Ultimately, every viewer could have their own theory as to how much of the film is set outside of reality- The Return refuses to offer a linear narrative, in fact it does its best to lay out a string of red herrings; characters whose arcs never seem to go anywhere- and even within the main story dreams play prominent roles at plot points throughout.
Lynch’s mesmeric use of the dream state is a powerful tool that allows the film to tell the story that it wants to in an altogether more experimental way. Lynch’s interest in meditation transcends more than just the dreams in Twin Peaks, it envelops the entire film.
The pacing is extraordinarily slow in places; one scene in part seven consists of a young man sweeping a floor in the Roadhouse for two and a half minutes, more than enough time for the audience to figure out the metaphor.
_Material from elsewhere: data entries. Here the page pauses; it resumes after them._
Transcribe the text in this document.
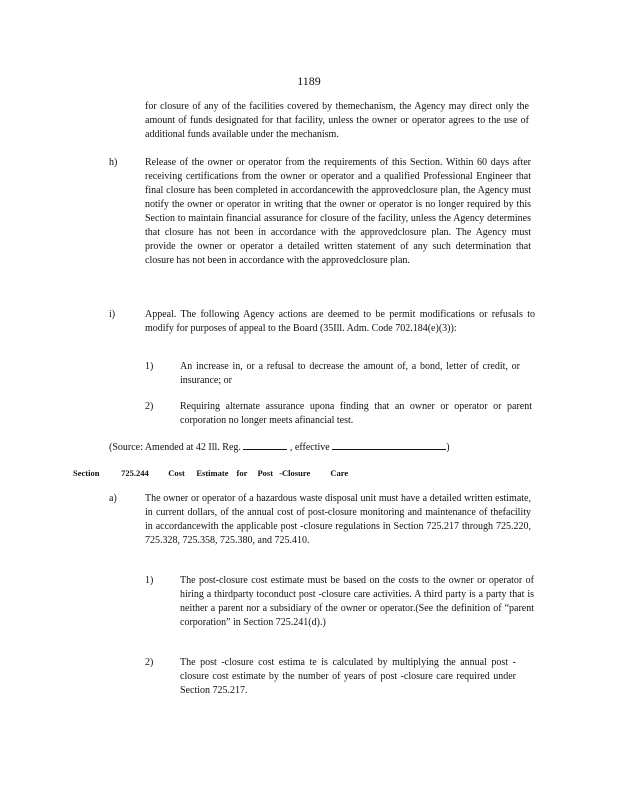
1189
for closure of any of the facilities covered by themechanism, the Agency may direct only the amount of funds designated for that facility, unless the owner or operator agrees to the use of additional funds available under the mechanism.
h)	Release of the owner or operator from the requirements of this Section. Within 60 days after receiving certifications from the owner or operator and a qualified Professional Engineer that final closure has been completed in accordancewith the approvedclosure plan, the Agency must notify the owner or operator in writing that the owner or operator is no longer required by this Section to maintain financial assurance for closure of the facility, unless the Agency determines that closure has not been in accordance with the approvedclosure plan. The Agency must provide the owner or operator a detailed written statement of any such determination that closure has not been in accordance with the approvedclosure plan.
i)	Appeal. The following Agency actions are deemed to be permit modifications or refusals to modify for purposes of appeal to the Board (35Ill. Adm. Code 702.184(e)(3)):
1)	An increase in, or a refusal to decrease the amount of, a bond, letter of credit, or insurance; or
2)	Requiring alternate assurance upona finding that an owner or operator or parent corporation no longer meets afinancial test.
(Source: Amended at 42 Ill. Reg.	, effective	)
Section	725.244 Cost Estimate for Post -Closure Care
a)	The owner or operator of a hazardous waste disposal unit must have a detailed written estimate, in current dollars, of the annual cost of post-closure monitoring and maintenance of thefacility in accordancewith the applicable post -closure regulations in Section 725.217 through 725.220, 725.328, 725.358, 725.380, and 725.410.
1)	The post-closure cost estimate must be based on the costs to the owner or operator of hiring a thirdparty toconduct post -closure care activities. A third party is a party that is neither a parent nor a subsidiary of the owner or operator.(See the definition of “parent corporation” in Section 725.241(d).)
2)	The post -closure cost estima te is calculated by multiplying the annual post -closure cost estimate by the number of years of post -closure care required under Section 725.217.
Perhaps the plot- if that indeed is the correct word to use here- could be told in half the run time of The Return, yet that is not the primary thing to take away. Twin Peaks: The Return is not about understanding, but experiencing.
Dreams in Twin Peaks: The Return are as cryptically expository as they are visually dazzling; Dougie Jones’ life is spared in one instance because Bradley Michum (Jim Belushi) had a dream about a box with cherry pie inside, meaning that he and his brother could not kill Dougie.
The fact that this could happen shows that Twin Peaks fans are so understanding of Lynch’s methods and their complexities that a scene such as this would not be questioned contextually- not even the characters question the dreams that each other have, demonstrating that the power dreams possess are often stronger than the trust the people have with each other.
3. Distorting sound design and soundtrack
“I am the Arm. And I sound like this.”
Casting an eye down the credit scroll of any of the “parts” of Twin Peaks: The Return and there is one eye-catching feature that stands out from the rest of the participants of the post-production process- David Lynch is solely credited for the sound design. This should not come as a surprise, as the distortions and confusion that comes with many of the scenes in The Return is amplified by the bizarre series of sounds that accompany the visuals.
Electricity plays a such a vital role in the film that it almost becomes an entity, as real and threatening as the human antagonists that are paraded throughout the piece. “It is in our house now”, warns the Fireman in the very opening scene of The Return, as if the sanctity of the Red Room had somehow been invaded by a much darker entity. The electricity manifests itself, almost as a guiding sound that appears in the lower reaches of the Great Northern hotel, in the cackling, crackled voice of the Evolution of the Arm.
Lynch has also reached deep into his list of musical contacts to create a glorious compilation of musical scenes that take place in the Roadhouse throughout The Return. Notably this sees a reunion of Lynch with Nine Inch Nails, whose founder Trent Reznor produced the soundtrack to Lost Highway.
Lynch’s son can also be seen playing among another act in the Roadhouse; these scenes often come at the end of “parts”, where familiar and unfamiliar characters alike hold cryptic conversations around bar tables before the bands put on a show. The fame that comes with some of these musicians is an unusual side-step for the town of Twin Peaks, the citizens of which are very proud of their quirkiness- Twin Peaks are so unusual that the familiarity of famous bands and groups is itself, suspicious.
The familiar tunes of composer Angelo Badalamenti are withheld for a great duration of the film; when we finally hear the theme tune outside of the credits, The Return is over fifteen hours in, as Dale Cooper’s return to presumed normality almost brings the welcoming music back with him out of slumber. Lynch is so acutely aware of the audience’s association with the score of Twin Peaks that he is, at first, reluctant to reuse it as the audience should somehow earn the right to hear it again after experiencing a certain portion of The Return.